臨近黃昏,一場氣氛嚴肅的審判最後以這樣的結局收場,未免讓人有些喪氣,不過嘴快的村婦卻早就將秦雲妝在公堂上的表現四處傳播開來,叫囂,誣賴自己妹妹,未出閣還和上官家的公子有書信來往,風言風語扣在秦雲妝的頭上,最氣的,還是秦臨風。
“你們看什麼看?都給我滾開。”上馬車回府時,秦臨風看著周圍對秦雲妝的指指點點,就像一隻護犢的母牛保護著自己的妹妹。
起先李萋萋隻是待審,如今卻已經是認了罪的犯婦,自然是要從待審的屋子裏移到監牢裏。
“吃飯。”獄卒送來了一碗白米飯,上頭耷拉著幾根菜葉,底下還浸著少許黃色的湯水,監獄裏能吃到白米飯,已經是極好的了,可是李萋萋,全然沒有胃口。
她倚在冰冷潮濕的牢門上,看著高高的小小的窗口外透出來微微泛紅的夕陽,灑落在這間單人牢籠裏,幻化成一幅光怪陸離的畫麵。
突然,這副光影圖消失了,被一個纖弱的黑色身影所取代,李萋萋怔了怔,又猛地回頭。
“三姑娘?”
“是我。”秦玉暖從光陰交錯的角落走出來,回頭看了一眼跟來的聽雪,聽雪便立馬轉身出去,故意和門外的獄卒聊起天來,為兩人做掩護。
李萋萋淒苦地一笑:“難得三姑娘還會花這樣的心思來見我,還真是萋萋的榮幸啊。”
秦玉暖慢慢蹲下身,與李萋萋齊平,開口道:“我來找你,隻是因為你還有利用的價值。”
李萋萋指了指這監牢裏的徒然四壁,笑道:“利用價值?三姑娘,你這是在開玩笑嗎?”
秦玉暖:“我問你,那匕首上到底是什麼毒?是不是東秦特有的?你見過上官讓的傷口,你肯定知道。”
半路上,馬車快要回到府裏時黃大石突然攔住自己的馬車,說滿兒的傷口突然惡化了,原本清得差不多的毒血又開始冒了出來,滿兒臉色時青時紫,看起來難受極了,秦玉暖這才立馬打轉了車頭,朝著這縣衙又奔了過來。

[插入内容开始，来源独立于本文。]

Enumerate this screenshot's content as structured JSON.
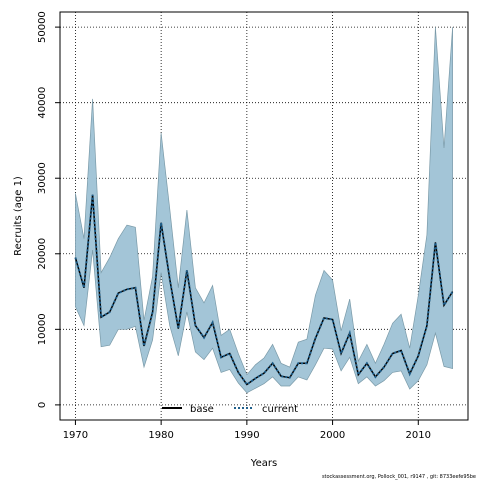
{
  "chart_data": {
    "type": "line",
    "title": "",
    "xlabel": "Years",
    "ylabel": "Recruits (age 1)",
    "xlim": [
      1968.2,
      2015.8
    ],
    "ylim": [
      -2000,
      52000
    ],
    "xticks": [
      1970,
      1980,
      1990,
      2000,
      2010
    ],
    "yticks": [
      0,
      10000,
      20000,
      30000,
      40000,
      50000
    ],
    "grid": true,
    "legend_position": "bottom-center",
    "x": [
      1970,
      1971,
      1972,
      1973,
      1974,
      1975,
      1976,
      1977,
      1978,
      1979,
      1980,
      1981,
      1982,
      1983,
      1984,
      1985,
      1986,
      1987,
      1988,
      1989,
      1990,
      1991,
      1992,
      1993,
      1994,
      1995,
      1996,
      1997,
      1998,
      1999,
      2000,
      2001,
      2002,
      2003,
      2004,
      2005,
      2006,
      2007,
      2008,
      2009,
      2010,
      2011,
      2012,
      2013,
      2014
    ],
    "band": {
      "upper": [
        28000,
        22000,
        40500,
        17500,
        19500,
        22000,
        23800,
        23500,
        11200,
        17000,
        36000,
        26000,
        15500,
        25800,
        15500,
        13500,
        15800,
        9200,
        10000,
        6800,
        4000,
        5300,
        6200,
        8000,
        5500,
        5000,
        8300,
        8700,
        14500,
        17800,
        16500,
        9800,
        14000,
        5800,
        8000,
        5500,
        8000,
        10800,
        12000,
        7500,
        14500,
        22500,
        50000,
        34000,
        50000
      ],
      "lower": [
        13000,
        10500,
        20500,
        7700,
        7900,
        10000,
        10000,
        10400,
        5000,
        8600,
        17500,
        10500,
        6500,
        12300,
        7000,
        6000,
        7500,
        4300,
        4700,
        2900,
        1600,
        2200,
        2800,
        3700,
        2500,
        2500,
        3700,
        3300,
        5300,
        7500,
        7400,
        4500,
        6300,
        2800,
        3700,
        2500,
        3200,
        4300,
        4500,
        2100,
        3200,
        5300,
        9500,
        5100,
        4800
      ]
    },
    "series": [
      {
        "name": "base",
        "color": "#000000",
        "style": "solid",
        "values": [
          19500,
          15500,
          27800,
          11600,
          12300,
          14800,
          15300,
          15500,
          7800,
          12300,
          24100,
          16700,
          10100,
          17800,
          10500,
          8900,
          10900,
          6300,
          6800,
          4300,
          2700,
          3500,
          4200,
          5500,
          3800,
          3600,
          5500,
          5500,
          8800,
          11500,
          11300,
          6800,
          9500,
          4000,
          5500,
          3700,
          5000,
          6800,
          7200,
          4100,
          6500,
          10500,
          21500,
          13200,
          15000
        ]
      },
      {
        "name": "current",
        "color": "#1f5f8b",
        "style": "dotted",
        "values": [
          19500,
          15500,
          27800,
          11600,
          12300,
          14800,
          15300,
          15500,
          7800,
          12300,
          24100,
          16700,
          10100,
          17800,
          10500,
          8900,
          10900,
          6300,
          6800,
          4300,
          2700,
          3500,
          4200,
          5500,
          3800,
          3600,
          5500,
          5500,
          8800,
          11500,
          11300,
          6800,
          9500,
          4000,
          5500,
          3700,
          5000,
          6800,
          7200,
          4100,
          6500,
          10500,
          21500,
          13200,
          15000
        ]
      }
    ],
    "band_color": "#a3c5d7",
    "band_edge_color": "#7a9aa8",
    "footnote": "stockassessment.org, Pollock_001, r9147 , git: 8733eefe95be"
  }
}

她知道李萋萋一定知道,因為她從來沒有覺得李萋萋的身份如此簡單。
“三姑娘太抬舉我了,”李萋萋偏過頭,“我一個青樓出身的女子,除了賣笑唱曲兒,我什麼都不會,哪裏認識什麼毒?”
秦玉暖冷冷地哼了一聲:“我已經派人查過了,你說你在蘇府唱曲的時候,化名叫小百合,而當今的神醫也就是蘇表哥的師父孫妙楊手下有一個女弟子,也叫做小百合,你對我表哥如此情深意重,他毅然決然地離開家去學醫,你怎麼可能不跟著去?你嫁進秦家第一天晚上的大火,你黏著在蘇表哥身上的目光,其實並不是不舍和留戀,恐怕,驚訝和疑惑,更多吧。”